Bastian then walked stakeholders through the upcoming deadlines in what he called its “parallel path” to the August auction, for delivery year 2022/23. The document called for sellers to confirm whether they will be offering resources with “actional subsidies” by March 17 — a deadline stakeholders said was unreasonable.

Jason Barker, Exelon | © RTO Insider

Staff said they believe only the MOPR will be subject to change in the pending ruling. But they acknowledged the auction might need to be pushed back again if the ruling is not issued soon.

“I would concede that at some point we would get to where it would be impossible to proceed and we would have to look at delaying the auction,” Bresler said. “I don’t have a specific date I can give you at this point.

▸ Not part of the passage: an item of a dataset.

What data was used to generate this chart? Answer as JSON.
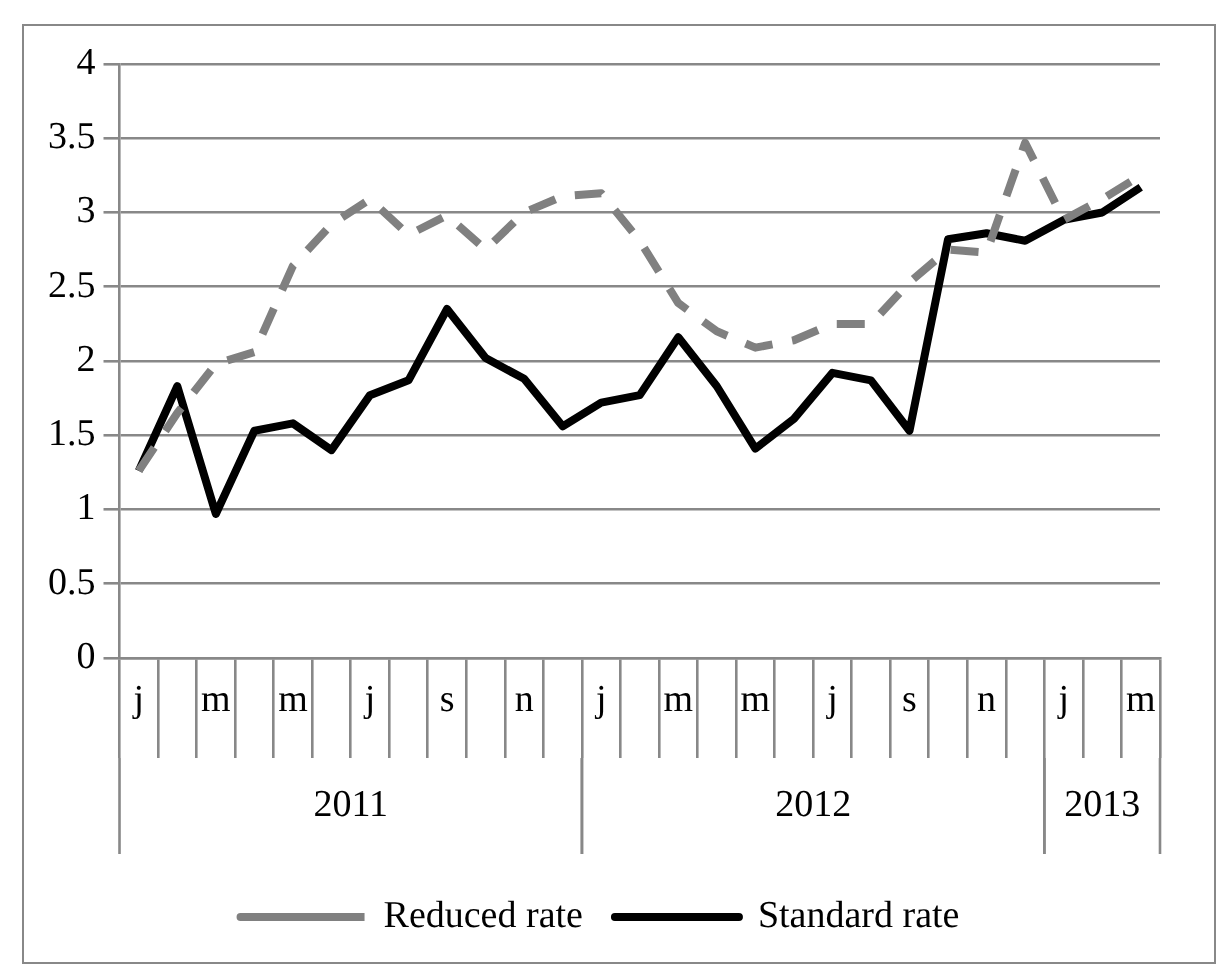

“I think any delay has some kind of a consequence, so that’s why we are trying to avoid it,” he continued. “We wouldn’t want to go past next May’s auction, obviously. Anything in between has a certain level of negative consequences with it, but I think it gets worse as we go through time.”

Stakeholders balked at the plan, insisting it contradicted the arguments made in PJM’s original delay waiver that its market suffers without certainty.

“It’s hard, as sellers, to know what to provide for MOPR,” said Jason Barker of Exelon. “This new path no longer allows us as sellers to evaluate FERC’s new conditions. This is going to be problematic for market sellers. You guys realize that and wrote it in your Tariff waiver request. Now we seem to be slavishly following a schedule and not the needs balanced in the FERC order.”

Adrien Ford of Old Dominion Electric Cooperative echoed Exelon’s sentiments and complained about the persisting uncertainty across PJM’s markets.

“I don’t feel like there is a single market I can give an update [to colleagues] on with any certainty,” she said. “Then to add this on top of it? I just think it’s going to be really problematic for capacity market sellers.”

John Horstmann, Dayton Power & Light | © RTO Insider

John Horstmann of Dayton Power & Light pressed PJM for more time.

“This could be life and death for your unit,” he said. “You’ve heard from a number of stakeholders how there’s going to be huge impacts. And yet you want us, without any real Tariff, to comply with all these data submissions because they might be enforced. Of course, they might not. ‘Oh yeah, and we want it in a week and a half.’ Where’s the reasonableness in that?”

“What we appear to be doing is asking people to make irreversible decisions based on rules that may change,” said Joe Bowring, PJM’s Independent Market Monitor. “It sounds like PJM’s theory is move forward with existing rules and just be prepared for changes.”